Now I wasn’t completely sure what I might learn from Professor Aaron when I sat down on my first day of class. “Creating? Yeah pretty sure I know how to do that” is what I would’ve said if I was narrow-minded, but I kept open-minded and read all the given material (very rare for me to do) and took everything thrown at me seriously.
When Professor Aaron first told the class to focus on the creative process without worrying about making the final product high quality, it was like an input error that caused my system to malfunction. Making high quality stuff and showing it was the most entertaining part to me. However, I realized through our various readings and many making projects that what I actually care about is sharing the creative process that entertained me.
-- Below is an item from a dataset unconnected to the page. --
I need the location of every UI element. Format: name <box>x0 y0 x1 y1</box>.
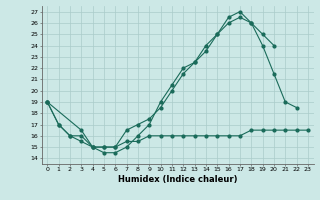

I’ve come to discover that as long as I’m entertained by what I’m doing, things just turn out magically well anyway! I’m not going to say “oh my jeebies this class reminded me of how much I love making things” because making things is literally my career choice, but this class did facilitate me to have dedicated assignments where the result doesn’t matter. The classroom gave me a space to just design various funky things like mazes or browser game UIs. As I strived to have fun during the process and reflected on our readings, I felt my creative potential increase. The upgrade wasn’t a significant margin because a lot of the readings, especially Art & Fear and Flow, introduced many things I was already consciously aware about from other sources (that likely got it from these books), but I’ve greatly embraced the seemingly counterintuitive value of setting restrictions of creativity to actually ideate better. That’s one of my favorite takeaways from the class.
But beyond the classroom was another thing I frequently asked myself: whether being in Berlin made a difference in this J-Term class. Afterall, Professor Aaron is an IM professor at NYUAD and I wasn’t exposed to many non-NYUAD students outside of the orientation. So, why was this J-Term chapter of my Summer set in Berlin?
Was it the guests that visited us? I think obviously these guests were specifically chosen because we’re in Berlin but that felt like too straightforward and unsatisfying of an answer for me.
So then I asked whether there was something in general that I could only acquire here in Berlin? To answer that question, I used a little bit of lateral thinking we learned in class and asked myself the same question for Abu Dhabi. Sure, there are courses or opportunities I could only find in NYU Abu Dhabi or even NYU New York, but was that really it? Was the answer still something so shallow and unromantic?
Well, the conclusion I’d like to believe was that Berlin as a whole is significant. Berlin isn’t just the roasted pork knuckle I get at Maximillian’s, it isn’t just the guests that have visited our classroom, and it certainly isn’t just the change of ceiling I look at when I wake up in the morning. I’ve listened to a vulgar German bartender tell me how he feels about minorities in his country before letting me pay for my beer. I’ve taken photographs of all the beautiful streets but also all the plain ones. I’ve bought skateboard parts from all over the city to get a glimpse of the skater culture.
Everything here was a learning experience, from the weird to the funky.
This is especially important to me as an artist, designer, and storywriter because my passion is to depict things. If I can’t experience these things first hand then I’d never be able to depict things meaningfully and tastefully.
Berlin will have an impact on my work, just as any other place I’ve lived. Even though my Google Calendar tells me class is from 1:30pm to 4:30pm, that’s just the time I sit in Professor Aaron’s classroom. Every (waking) moment here in the city of Berlin is class for me.